Para encerrar, vamos fazer apenas duas pequenas observações. Primeira, são “grandes rentistas” os fundos mútuos de investimento de varejo (onde estão “o seu, o meu, o nosso dinheiro”), os fundos de pensão (onde estão futuras aposentadorias de trabalhadores), as instituições financeiras públicas federais (onde o rendimento com os títulos públicos compensa a falta de rentabilidade com a missão social). Segunda, na origem da renda dos brasileiros mais ricos – assim como na dos mais pobres (ver TD 1014 IPEA, mar 2004) – predomina a do trabalho em relação à do capital, em outras palavras, eles recebem relativamente mais salários (75%), aposentadorias e pensões (18%), aluguéis (5%) do que juros e dividendos (2%). Nesse sentido, o controle da inflação, mesmo utilizando o instrumento da taxa de juros, é uma das metas mais importantes da política econômica de curto prazo, para não deteriorar ainda mais a distribuição de renda. Combinada com o acesso popular a bancos e crédito é uma arma poderosa para elevar o poder aquisitivo da população não rica, que antes recebia só o “dinheiro de pobre” não protegido da inflação. Só o “dinheiro de rico” tinha correção monetária contra a inflação, nos bancos. Esta realidade mudou, no governo Lula.

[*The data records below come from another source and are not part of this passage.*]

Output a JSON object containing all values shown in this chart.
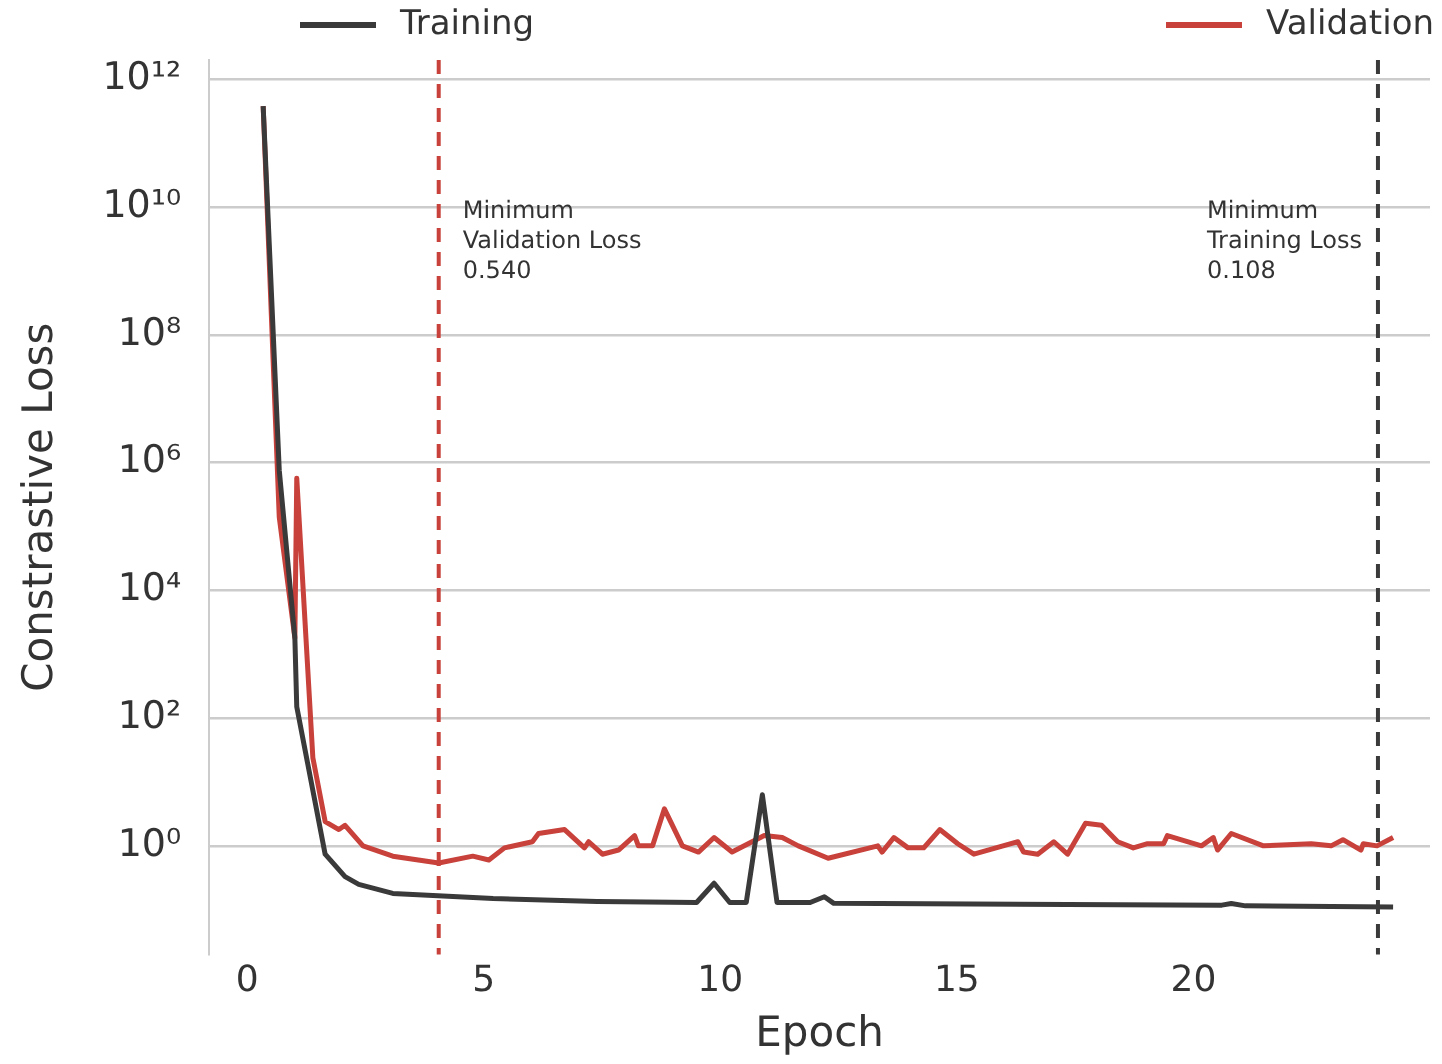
{
  "chart_data": {
    "type": "line",
    "xlabel": "Epoch",
    "ylabel": "Constrastive Loss",
    "log": "y",
    "grid": "y",
    "legend": "top",
    "marker": "none",
    "line_style": "solid",
    "xlim": [
      -0.8,
      25
    ],
    "xticks": [
      0,
      5,
      10,
      15,
      20
    ],
    "ylim": [
      0.02,
      2000000000000
    ],
    "yticks": [
      {
        "value": 1,
        "label": "10⁰"
      },
      {
        "value": 100,
        "label": "10²"
      },
      {
        "value": 10000,
        "label": "10⁴"
      },
      {
        "value": 1000000,
        "label": "10⁶"
      },
      {
        "value": 100000000,
        "label": "10⁸"
      },
      {
        "value": 10000000000,
        "label": "10¹⁰"
      },
      {
        "value": 1000000000000,
        "label": "10¹²"
      }
    ],
    "series": [
      {
        "name": "Training",
        "color": "#3a3a3a",
        "x": [
          0.34,
          0.68,
          1.01,
          1.05,
          1.65,
          2.07,
          2.36,
          3.08,
          5.2,
          7.4,
          9.5,
          9.87,
          10.2,
          10.55,
          10.89,
          11.2,
          11.9,
          12.2,
          12.4,
          20.6,
          20.8,
          21.1,
          24.22
        ],
        "values": [
          380000000000,
          760000,
          1800,
          150,
          0.74,
          0.33,
          0.25,
          0.18,
          0.15,
          0.135,
          0.13,
          0.26,
          0.13,
          0.13,
          6.3,
          0.13,
          0.13,
          0.16,
          0.126,
          0.118,
          0.125,
          0.115,
          0.11
        ]
      },
      {
        "name": "Validation",
        "color": "#c8413b",
        "x": [
          0.34,
          0.68,
          1.01,
          1.05,
          1.39,
          1.65,
          1.94,
          2.07,
          2.45,
          3.08,
          4.05,
          4.77,
          5.11,
          5.44,
          6.03,
          6.16,
          6.71,
          7.13,
          7.22,
          7.51,
          7.85,
          8.19,
          8.27,
          8.57,
          8.82,
          9.2,
          9.54,
          9.87,
          10.25,
          10.93,
          11.31,
          11.65,
          12.28,
          13.33,
          13.42,
          13.67,
          13.97,
          14.3,
          14.64,
          15.02,
          15.36,
          16.29,
          16.41,
          16.71,
          17.05,
          17.34,
          17.72,
          18.06,
          18.4,
          18.73,
          19.03,
          19.37,
          19.45,
          20.17,
          20.42,
          20.51,
          20.8,
          21.48,
          22.49,
          22.91,
          23.16,
          23.54,
          23.59,
          23.88,
          24.22
        ],
        "values": [
          380000000000,
          140000,
          1800,
          570000,
          24,
          2.4,
          1.8,
          2.1,
          1.0,
          0.69,
          0.54,
          0.69,
          0.6,
          0.93,
          1.16,
          1.56,
          1.8,
          0.93,
          1.16,
          0.74,
          0.86,
          1.45,
          1.0,
          1.0,
          3.8,
          1.0,
          0.8,
          1.35,
          0.8,
          1.45,
          1.35,
          1.0,
          0.64,
          1.0,
          0.8,
          1.35,
          0.93,
          0.93,
          1.8,
          1.08,
          0.74,
          1.16,
          0.8,
          0.74,
          1.16,
          0.74,
          2.26,
          2.1,
          1.16,
          0.93,
          1.08,
          1.08,
          1.45,
          1.0,
          1.35,
          0.86,
          1.56,
          1.0,
          1.08,
          1.0,
          1.25,
          0.86,
          1.08,
          1.0,
          1.35
        ]
      }
    ],
    "ref_lines": [
      {
        "axis": "x",
        "value": 4.05,
        "label": "Minimum\nValidation Loss\n0.540",
        "color": "#c8413b",
        "line_style": "dashed"
      },
      {
        "axis": "x",
        "value": 23.9,
        "label": "Minimum\nTraining Loss\n0.108",
        "color": "#3a3a3a",
        "line_style": "dashed"
      }
    ]
  }
}
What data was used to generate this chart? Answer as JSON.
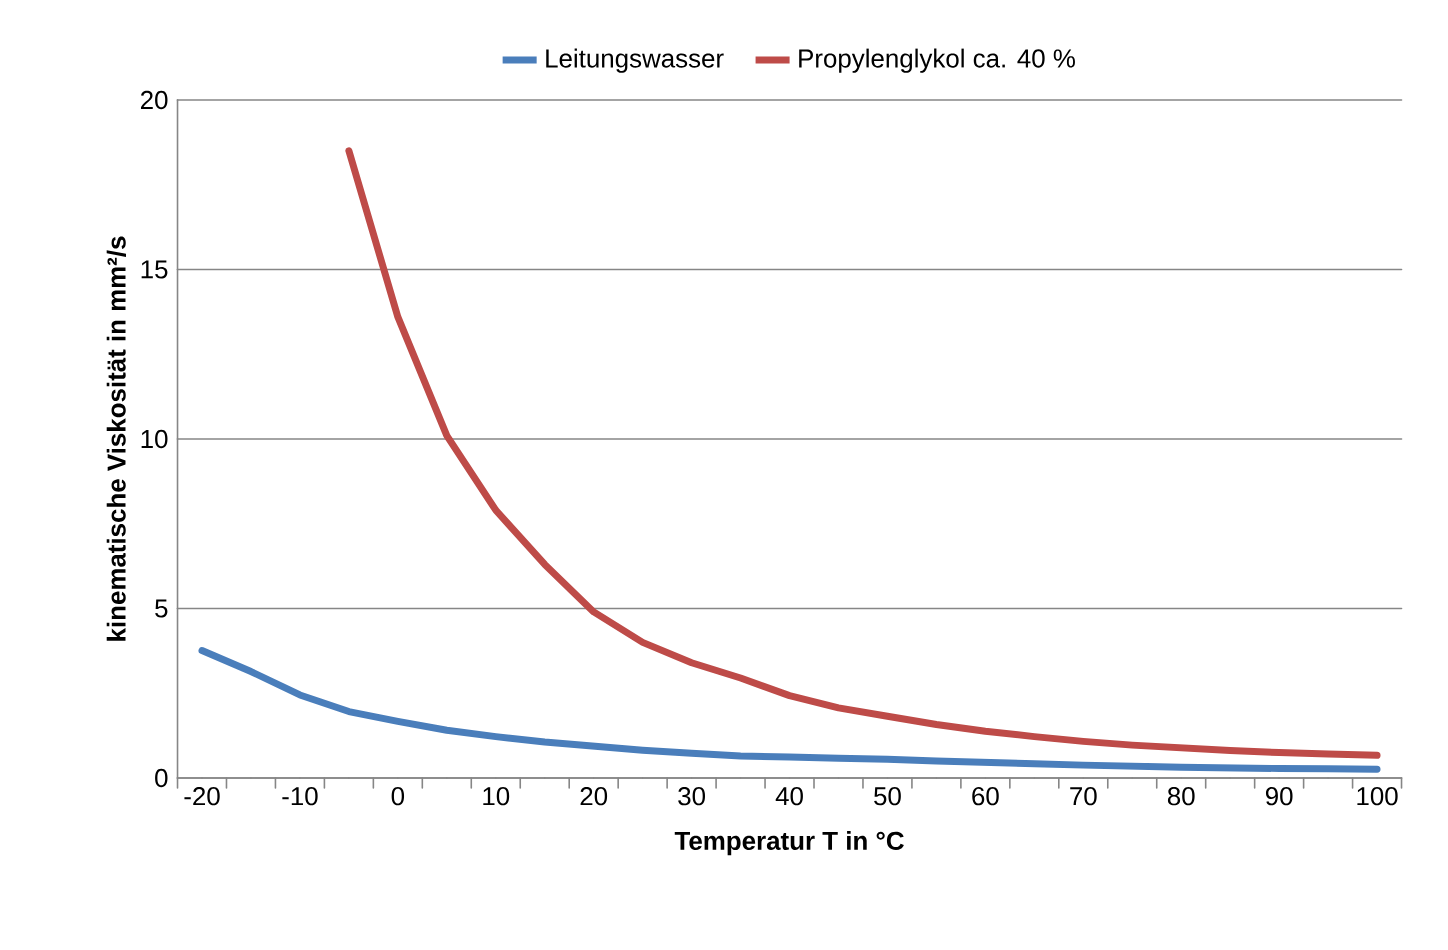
{
  "chart_data": {
    "type": "line",
    "xlabel": "Temperatur T in °C",
    "ylabel": "kinematische Viskosität in mm²/s",
    "categories": [
      "-20",
      null,
      "-10",
      null,
      "0",
      null,
      "10",
      null,
      "20",
      null,
      "30",
      null,
      "40",
      null,
      "50",
      null,
      "60",
      null,
      "70",
      null,
      "80",
      null,
      "90",
      null,
      "100"
    ],
    "series": [
      {
        "name": "Leitungswasser",
        "color": "#4a7ebb",
        "values": [
          3.76,
          3.14,
          2.45,
          1.96,
          1.67,
          1.41,
          1.22,
          1.06,
          0.94,
          0.82,
          0.73,
          0.65,
          0.62,
          0.58,
          0.55,
          0.5,
          0.46,
          0.42,
          0.38,
          0.35,
          0.32,
          0.3,
          0.28,
          0.27,
          0.26
        ]
      },
      {
        "name": "Propylenglykol ca. 40 %",
        "color": "#be4b48",
        "values": [
          null,
          null,
          null,
          18.5,
          13.6,
          10.1,
          7.9,
          6.3,
          4.9,
          4.0,
          3.4,
          2.95,
          2.43,
          2.07,
          1.82,
          1.58,
          1.38,
          1.22,
          1.08,
          0.97,
          0.89,
          0.81,
          0.75,
          0.71,
          0.67
        ]
      }
    ],
    "ylim": [
      0,
      20
    ],
    "yticks": [
      0,
      5,
      10,
      15,
      20
    ],
    "grid": "y",
    "legend": "top",
    "marker": "none",
    "line_style": "solid"
  }
}
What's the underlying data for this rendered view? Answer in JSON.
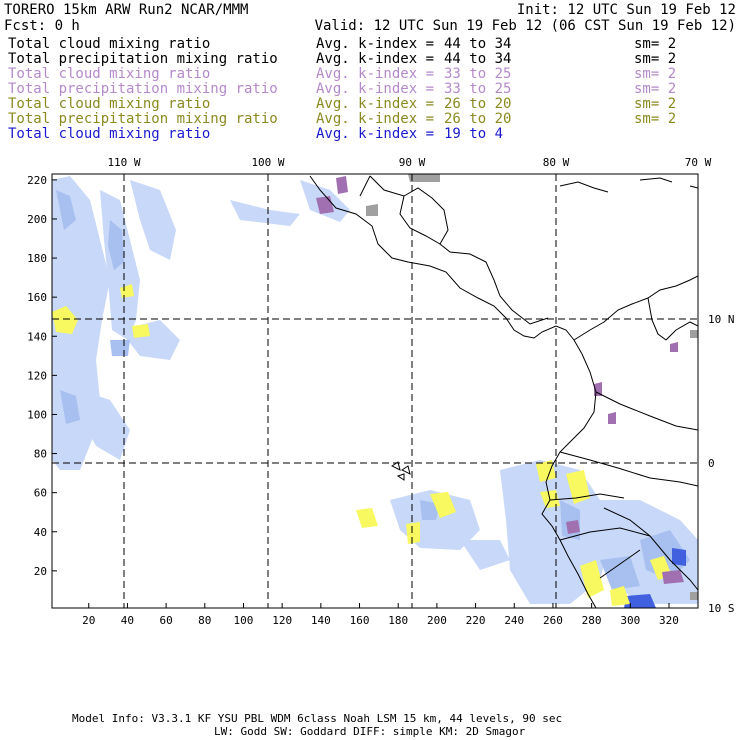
{
  "header": {
    "model": "TORERO  15km ARW   Run2     NCAR/MMM",
    "init": "Init: 12 UTC Sun 19 Feb 12",
    "fcst": "Fcst:    0 h",
    "valid": "Valid: 12 UTC Sun 19 Feb 12 (06 CST Sun 19 Feb 12)"
  },
  "legend_rows": [
    {
      "field": "Total cloud mixing ratio",
      "avg": "Avg. k-index =",
      "range": "44 to  34",
      "sm": "sm= 2",
      "color": "#000000"
    },
    {
      "field": "Total precipitation mixing ratio",
      "avg": "Avg. k-index =",
      "range": "44 to  34",
      "sm": "sm= 2",
      "color": "#000000"
    },
    {
      "field": "Total cloud mixing ratio",
      "avg": "Avg. k-index =",
      "range": "33 to  25",
      "sm": "sm= 2",
      "color": "#b58acb"
    },
    {
      "field": "Total precipitation mixing ratio",
      "avg": "Avg. k-index =",
      "range": "33 to  25",
      "sm": "sm= 2",
      "color": "#b58acb"
    },
    {
      "field": "Total cloud mixing ratio",
      "avg": "Avg. k-index =",
      "range": "26 to  20",
      "sm": "sm= 2",
      "color": "#8a8a20"
    },
    {
      "field": "Total precipitation mixing ratio",
      "avg": "Avg. k-index =",
      "range": "26 to  20",
      "sm": "sm= 2",
      "color": "#8a8a20"
    },
    {
      "field": "Total cloud mixing ratio",
      "avg": "Avg. k-index =",
      "range": "19 to   4",
      "sm": "",
      "color": "#1a1ad0"
    }
  ],
  "top_ticks": [
    "110 W",
    "100 W",
    "90 W",
    "80 W",
    "70 W"
  ],
  "right_ticks": [
    "10 N",
    "0",
    "10 S"
  ],
  "y_ticks": [
    "220",
    "200",
    "180",
    "160",
    "140",
    "120",
    "100",
    "80",
    "60",
    "40",
    "20"
  ],
  "x_ticks": [
    "20",
    "40",
    "60",
    "80",
    "100",
    "120",
    "140",
    "160",
    "180",
    "200",
    "220",
    "240",
    "260",
    "280",
    "300",
    "320"
  ],
  "footer": {
    "line1": "Model Info: V3.3.1   KF     YSU PBL  WDM 6class  Noah LSM  15 km,   44 levels,   90 sec",
    "line2": "LW: Godd SW: Goddard DIFF: simple KM: 2D Smagor"
  },
  "colors": {
    "light_blue": "#c8d8f8",
    "mid_blue": "#a8c0f0",
    "dark_blue": "#4060e0",
    "yellow": "#f8f860",
    "purple": "#a070b0",
    "gray": "#a0a0a0"
  }
}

Talvez pudesse se fazer mais (e de maneira mais eficaz) se os economistas de esquerda não se dedicassem ao esporte de “dar tiro no pé” e “lavar as mãos”. Ficar apenas fazendo oposição à política econômica do governo, como ela fosse a mesma política neoliberal de FHC, e criticando a coalizão parlamentar com os “conservadores”, que constitui a base governista, é se esquivar da responsabilidade histórica de apoiar o primeiro governo de um partido de esquerda no Brasil. Esse esforço exige uma crítica construtiva, isto é, não destruir o existente sem propor uma alternativa econômica e política viável. Senão, estará somente aumentando-se a turbulência política que a direita deseja para derrubar o governo Lula e “acabar com nossa raça”.